Create and test a hypothesis based on information on everyone infected along with specimens collected through field work. Diseases can be studied in this way by using cohort studies, which compare groups of people who have been exposed to risk factors with groups of people who have not been exposed. Disease can also be studied using case-control studies, where people with the disease are compared to people without the disease.
Determine control measures that can target the infection, the agent, the source, or the reservoir, and communicate these findings to local health authorities.

Interpreting Scientific Data

Figure 2. Credit: Adapted from an image by OKSmith https://openclipart.org/detail/305520/tomato-plant.

Recall the example we used last week to discuss the scientific method: after growing several plants with different amount of fertilizer, we measured the height and number of tomatoes, to assess whether or not our treatment had any effect.

Let’s say that our results showed that there was a difference between our treatment groups, and plants grown with 10 drops of fertilizer grew taller than both those grown with 5 drops, and those with no fertilizer at all. But how do we know if this result is meaningful? How much taller is “tall enough” to demonstrate that the fertilizer had an effect, and the difference in growth wasn’t due merely to random chance? In order to determine the significance of experimental results, scientists use mathematical statistics.

As an example, let’s look at data we might have gathered after growing our tomato plants.

First, it is useful to determine the central tendency of the data – a single value that is most typical, and best describes, the data set.

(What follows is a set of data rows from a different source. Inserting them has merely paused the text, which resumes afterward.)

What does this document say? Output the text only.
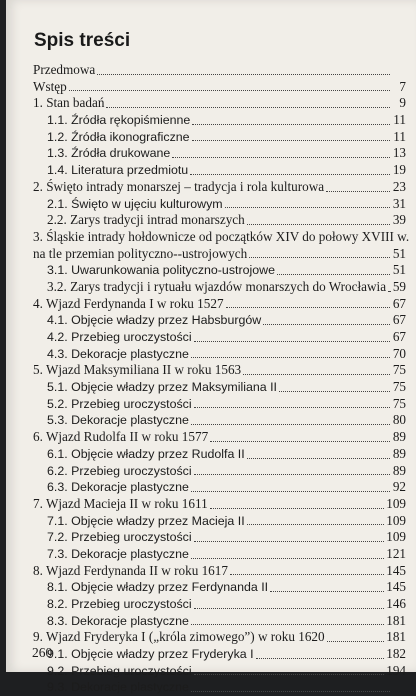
Spis treści
Przedmowa
Wstęp	7
1. Stan badań	9
1.1. Źródła rękopiśmienne	11
1.2. Źródła ikonograficzne	11
1.3. Źródła drukowane	13
1.4. Literatura przedmiotu	19
2. Święto intrady monarszej – tradycja i rola kulturowa	23
2.1. Święto w ujęciu kulturowym	31
2.2. Zarys tradycji intrad monarszych	39
3. Śląskie intrady hołdownicze od początków XIV do połowy XVIII w.
na tle przemian polityczno--ustrojowych	51
3.1. Uwarunkowania polityczno-ustrojowe	51
3.2. Zarys tradycji i rytuału wjazdów monarszych do Wrocławia 59
4. Wjazd Ferdynanda I w roku 1527	67
4.1. Objęcie władzy przez Habsburgów	67
4.2. Przebieg uroczystości	67
4.3. Dekoracje plastyczne	70
5. Wjazd Maksymiliana II w roku 1563	75
5.1. Objęcie władzy przez Maksymiliana II	75
5.2. Przebieg uroczystości	75
5.3. Dekoracje plastyczne	80
6. Wjazd Rudolfa II w roku 1577	89
6.1. Objęcie władzy przez Rudolfa II	89
6.2. Przebieg uroczystości	89
6.3. Dekoracje plastyczne	92
7. Wjazd Macieja II w roku 1611	109
7.1. Objęcie władzy przez Macieja II	109
7.2. Przebieg uroczystości	109
7.3. Dekoracje plastyczne	121
8. Wjazd Ferdynanda II w roku 1617	145
8.1. Objęcie władzy przez Ferdynanda II	145
8.2. Przebieg uroczystości	146
8.3. Dekoracje plastyczne	181
9. Wjazd Fryderyka I („króla zimowego”) w roku 1620	181
9.1. Objęcie władzy przez Fryderyka I	182
9.2. Przebieg uroczystości	194
9.3. Dekoracje plastyczne
260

There are various ways of doing this: the mean, the median, and the mode.

Mean (or average): add all the data points, and divide by the number of points

Example: 3 + 4 + 2 + 5 + 4 = 18/5 = 3.6

Median: order all data and find the point in the middle.

Example: 2, 3, 4, 4, 5 = 4

Mode: the number that occurs most frequently

Example: 3, 4, 2, 5, 4 = 4

We will use means for our handwashing data, so you might wish to practice by calculating the means for the tomato data in the table above.

We can also calculate a 95% confidence interval from our data, which is a way of showing us the amount of variation in our data. To put it simply, this is the range of values that has a 95% chance of containing the “true” population mean. A large confidence interval indicates that our sample was extremely variable; a small interval indicates less variation.

In addition, if the confidence interval for one of the sample means overlaps with the other sample mean, the average difference between the two sets of data is not significant. This means that there is a more than 5% chance that the true population means of the two treatments are identical, so any difference we observed could have come about by random chance. Conversely, if there is no overlap between the confidence intervals, there is a 5% or less chance that the true population means are identical. We consider this a significant result, and we can assume that our findings were the result of our experimental treatment (in this case, the amount of fertilizer).

To avoid a complicated discussion of statistics, we won’t calculate confidence intervals. Instead, your lab instructor will provide them to you, and we’ll use averages and confidence intervals to create a graph of our data. Graphing can be an excellent way to present experimental results, since a visual representation of data can make it easier to understand.

Treatment	Height	95% C.I. for Height	# of Tomatoes	95% C.I. for # of Tomatoes
No Fertilizer	66.8	1.37	3.6	.34
5 Drops	76.6	1.24	4.8	.39
10 Drops	81.8	1.86	7	.37

When graphed as column charts, the data above would look like this:

The columns and error bars allow us to quickly see the differences and similarities in our data, as well as how reliable our data are. Today in lab, you can refer back to the example above while evaluating the results of our handwashing experiment.